Мать Кадава сесть за стол отказалась категорически. И Альгида все еще суетилась, подавая на стол. Вот она с радостной улыбкой поставила перед Надеждой нарезку сочной копченой рыбы.
– Вот, Рэлла Надежда, Вы такую любите! Представляете, здесь, в такой глуши!… У нас, ее и то почти месяц не было…
Рыбу Надежда, действительно, любила и поэтому сама не ожидала, что лишь от вида предложенного блюда ей станет плохо. А уж когда ее ноздрей достиг аромат копчености, она стремительно вылетела из-за стола, зажимая ладонью рот.
Она стояла на коленях на мокром выщербленном кафеле. Желудок был пуст, но ее упорно выворачивало наизнанку до резких спазмов, до желчи.
Альгида у нее за спиной чуть не плакала, не зная, что делать.
– Уйди отсюда! – рыкнула на нее Надежда, – и выброси эту гадость!
Альгида, всхлипнув, выскочила вон.
При одном только воспоминании о рыбе Надежду вновь скрутило.

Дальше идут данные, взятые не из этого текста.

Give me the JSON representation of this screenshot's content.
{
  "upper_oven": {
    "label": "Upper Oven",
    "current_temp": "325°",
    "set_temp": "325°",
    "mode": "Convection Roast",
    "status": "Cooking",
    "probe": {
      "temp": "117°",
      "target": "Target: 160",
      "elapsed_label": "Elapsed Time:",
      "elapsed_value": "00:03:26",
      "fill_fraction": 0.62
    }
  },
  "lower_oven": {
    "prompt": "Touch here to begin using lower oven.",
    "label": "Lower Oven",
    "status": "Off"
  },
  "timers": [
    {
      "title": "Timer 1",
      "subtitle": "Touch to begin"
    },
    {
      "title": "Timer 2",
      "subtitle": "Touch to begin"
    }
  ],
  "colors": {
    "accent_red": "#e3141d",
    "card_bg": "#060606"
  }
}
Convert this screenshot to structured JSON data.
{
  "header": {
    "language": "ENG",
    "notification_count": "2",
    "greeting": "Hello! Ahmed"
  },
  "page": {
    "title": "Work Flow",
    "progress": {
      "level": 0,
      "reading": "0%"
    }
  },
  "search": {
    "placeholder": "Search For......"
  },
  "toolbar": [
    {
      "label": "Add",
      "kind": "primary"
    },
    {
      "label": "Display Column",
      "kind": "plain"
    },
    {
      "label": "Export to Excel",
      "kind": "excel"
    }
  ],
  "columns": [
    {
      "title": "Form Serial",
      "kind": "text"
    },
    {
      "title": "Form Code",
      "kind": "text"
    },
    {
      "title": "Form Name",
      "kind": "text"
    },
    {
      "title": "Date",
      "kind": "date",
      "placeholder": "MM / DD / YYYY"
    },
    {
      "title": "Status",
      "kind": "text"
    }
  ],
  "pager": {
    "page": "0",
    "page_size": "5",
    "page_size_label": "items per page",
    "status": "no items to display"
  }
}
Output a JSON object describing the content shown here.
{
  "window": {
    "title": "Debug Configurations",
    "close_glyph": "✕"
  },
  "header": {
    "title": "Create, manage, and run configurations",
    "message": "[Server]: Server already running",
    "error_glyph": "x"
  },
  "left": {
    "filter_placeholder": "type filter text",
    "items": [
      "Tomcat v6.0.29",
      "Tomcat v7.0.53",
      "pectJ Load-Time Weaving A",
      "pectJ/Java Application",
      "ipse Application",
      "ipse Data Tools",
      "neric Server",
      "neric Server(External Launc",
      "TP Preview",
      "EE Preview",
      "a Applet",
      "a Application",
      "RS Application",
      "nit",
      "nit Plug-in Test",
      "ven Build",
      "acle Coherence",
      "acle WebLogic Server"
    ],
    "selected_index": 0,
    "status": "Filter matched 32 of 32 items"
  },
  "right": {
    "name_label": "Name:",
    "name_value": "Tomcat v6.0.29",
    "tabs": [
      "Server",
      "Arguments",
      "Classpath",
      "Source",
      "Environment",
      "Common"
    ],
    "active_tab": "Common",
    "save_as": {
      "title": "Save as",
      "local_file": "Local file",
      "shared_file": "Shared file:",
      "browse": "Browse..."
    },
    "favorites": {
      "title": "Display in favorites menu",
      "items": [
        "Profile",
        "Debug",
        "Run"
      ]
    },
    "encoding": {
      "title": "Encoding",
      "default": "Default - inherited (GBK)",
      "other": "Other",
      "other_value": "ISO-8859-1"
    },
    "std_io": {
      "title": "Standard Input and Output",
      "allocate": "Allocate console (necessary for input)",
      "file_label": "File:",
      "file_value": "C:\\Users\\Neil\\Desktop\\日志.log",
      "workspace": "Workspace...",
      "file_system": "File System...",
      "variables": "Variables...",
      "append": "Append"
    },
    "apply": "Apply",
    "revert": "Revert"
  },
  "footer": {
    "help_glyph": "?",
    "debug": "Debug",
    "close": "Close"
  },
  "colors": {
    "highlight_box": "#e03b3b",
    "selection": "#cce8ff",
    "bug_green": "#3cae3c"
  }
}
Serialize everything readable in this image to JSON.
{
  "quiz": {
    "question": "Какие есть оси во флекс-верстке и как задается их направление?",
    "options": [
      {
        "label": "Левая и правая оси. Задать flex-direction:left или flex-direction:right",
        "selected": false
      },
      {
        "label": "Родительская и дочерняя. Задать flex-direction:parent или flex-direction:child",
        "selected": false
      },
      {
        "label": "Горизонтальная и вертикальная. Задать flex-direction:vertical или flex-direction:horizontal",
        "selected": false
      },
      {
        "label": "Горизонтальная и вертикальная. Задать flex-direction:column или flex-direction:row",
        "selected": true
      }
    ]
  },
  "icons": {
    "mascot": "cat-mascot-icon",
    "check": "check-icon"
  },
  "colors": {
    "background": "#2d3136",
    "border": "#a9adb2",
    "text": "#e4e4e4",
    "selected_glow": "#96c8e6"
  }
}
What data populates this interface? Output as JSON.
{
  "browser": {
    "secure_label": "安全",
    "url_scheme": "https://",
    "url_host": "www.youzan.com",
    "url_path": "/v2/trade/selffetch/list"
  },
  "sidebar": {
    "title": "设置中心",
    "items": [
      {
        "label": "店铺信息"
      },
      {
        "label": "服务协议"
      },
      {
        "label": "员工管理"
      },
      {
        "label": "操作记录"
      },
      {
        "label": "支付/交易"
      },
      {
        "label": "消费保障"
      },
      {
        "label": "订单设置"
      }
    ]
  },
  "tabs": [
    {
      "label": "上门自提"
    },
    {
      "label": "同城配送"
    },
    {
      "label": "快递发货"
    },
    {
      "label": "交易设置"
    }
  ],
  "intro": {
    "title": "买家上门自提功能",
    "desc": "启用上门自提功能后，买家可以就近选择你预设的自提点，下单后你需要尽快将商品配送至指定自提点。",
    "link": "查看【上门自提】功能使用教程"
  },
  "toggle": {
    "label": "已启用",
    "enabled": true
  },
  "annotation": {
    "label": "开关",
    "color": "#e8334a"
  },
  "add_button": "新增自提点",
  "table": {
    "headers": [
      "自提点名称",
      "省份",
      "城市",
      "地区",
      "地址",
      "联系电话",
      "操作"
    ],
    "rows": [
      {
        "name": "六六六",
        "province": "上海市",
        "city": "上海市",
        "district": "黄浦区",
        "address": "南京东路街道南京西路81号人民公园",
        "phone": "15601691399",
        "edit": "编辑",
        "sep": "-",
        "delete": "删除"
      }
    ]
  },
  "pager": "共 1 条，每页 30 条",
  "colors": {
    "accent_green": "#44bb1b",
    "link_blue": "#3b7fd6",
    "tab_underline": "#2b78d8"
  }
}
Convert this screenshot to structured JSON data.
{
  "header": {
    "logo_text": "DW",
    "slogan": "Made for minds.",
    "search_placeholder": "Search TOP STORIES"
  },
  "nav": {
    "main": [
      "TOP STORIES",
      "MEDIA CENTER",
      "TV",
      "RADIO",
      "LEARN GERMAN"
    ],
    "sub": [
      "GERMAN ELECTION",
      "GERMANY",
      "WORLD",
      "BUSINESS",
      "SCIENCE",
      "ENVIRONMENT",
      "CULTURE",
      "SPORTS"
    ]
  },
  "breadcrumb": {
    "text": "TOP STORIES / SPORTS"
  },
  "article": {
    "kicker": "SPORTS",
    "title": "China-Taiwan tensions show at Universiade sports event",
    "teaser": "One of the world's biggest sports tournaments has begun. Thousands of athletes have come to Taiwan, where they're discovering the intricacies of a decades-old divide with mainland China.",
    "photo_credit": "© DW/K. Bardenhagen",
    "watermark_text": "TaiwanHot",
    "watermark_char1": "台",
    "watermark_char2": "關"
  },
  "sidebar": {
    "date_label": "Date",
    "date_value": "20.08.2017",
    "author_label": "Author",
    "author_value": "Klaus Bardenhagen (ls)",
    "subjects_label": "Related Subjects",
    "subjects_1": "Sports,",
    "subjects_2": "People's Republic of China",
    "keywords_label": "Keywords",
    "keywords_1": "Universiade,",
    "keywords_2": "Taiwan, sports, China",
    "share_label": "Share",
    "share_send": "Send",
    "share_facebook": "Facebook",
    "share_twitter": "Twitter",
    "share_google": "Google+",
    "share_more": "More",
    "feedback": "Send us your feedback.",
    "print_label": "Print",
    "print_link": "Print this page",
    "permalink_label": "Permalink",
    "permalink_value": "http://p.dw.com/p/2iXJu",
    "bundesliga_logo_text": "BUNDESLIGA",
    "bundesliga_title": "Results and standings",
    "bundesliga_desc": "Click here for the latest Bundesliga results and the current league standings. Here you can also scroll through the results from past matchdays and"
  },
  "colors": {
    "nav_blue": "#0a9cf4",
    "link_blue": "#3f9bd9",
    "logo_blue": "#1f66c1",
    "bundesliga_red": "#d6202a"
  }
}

И когда, наконец, желудок успокоился, она еще долго стояла, горстями плеща в лицо желтую, резко пахнущую дезинфекцией воду из-под крана и все не могла заставить себя выйти из санблока. Ей было стыдно. И она ругала сама себя:
–– Барышня кисейная! Не размокла бы, наверное, если бы пришлось доехать до люфтера! Причинила людям столько неудобств! Подумаешь, Кадав дома давно не был. Дала бы, в конце концов, парню отпуск на пару дней. Не убили бы и без него. Тем более сейчас, после всех событий в храме… Посланница! Что-то чуть не на уровне местной живой святой, в самом неприглядном виде в чужом вонючем санблоке, и хоть бы причина веская была… Траванулась чем? Докатилась, допрыгалась, милочка! Совсем избаловалась! Все! Завтра же с утра тренировки по полной джанерской программе, и пусть Аллант не обижается! Нельзя же так позволять себе расслабиться! А то, видите ли, то запах резкий, то рыба…
При одном воспоминании о рыбе желудок опять рванулся, было, к горлу. – И как теперь выйти? Позорище!
Когда она, чуть только не сдирая кожу, вытерла рот полотенцем, и, наконец, пересилив себя, медленно вышла в комнату, лица у всех присутствующих были настолько счастливыми, что она в первый момент опешила. – С чего бы это они?
Не то, что есть, даже глядеть на стол она не могла себя заставить. И, бессильно махнув рукой, мол, ешьте сами, побрела в прихожую.
Кадав перехватил ее и, осторожно придерживая за плечи, как тяжелобольную, направил в спальню, где, быстрым жестом, выгнав сестренку, усадил на кровать (больше некуда). Сам присел на корточки у ее ног, смотрел снизу вверх сияющими глазами и улыбался.
– Смешно, да? – чуть не плача, всерьез обиделась Надежда. – Я сама ничего не пойму. Вроде бы и отравиться нечем было… И вы все так сразу и обрадовались! Есть над чем посмеяться… Ну, что, довольны, да?
– Рэлла Надежда, никто не смеялся над Вами.
– А я слепая, значит!
– Рэлла Надежда, – голос Кадава был ласковым, умоляющим. – Мы просто обрадовались…
–Тому, как я опозорилась перед всеми!? – оборвала телохранителя Надежда.
–Ну, нет же! Не мне б говорить… Мама сказала, что так бывает, – Кадав слегка замялся, – у молодых замужних женщин. Когда они ребеночка ждут.
– Какого еще ребеночка?
– Вашего, конечно. Вы уж простите, не мне бы, конечно, объяснять. Но мама Вас стесняется. Она при Вас двух слов не свяжет, наверное. – И попросил, почти умоляя: – Вам бы доктору показаться…
– Какому еще доктору?
– Ну, … женскому, конечно.
До Надежды с трудом начало доходить.
Тенистый сад за ажурной оградой, расположенный на границе официального центра Талькдары и начинающихся у порта рабочих кварталов, многие городские женщины знали по рассказам или собственному опыту. Клиника Праки Милреды в рекламе не нуждалась.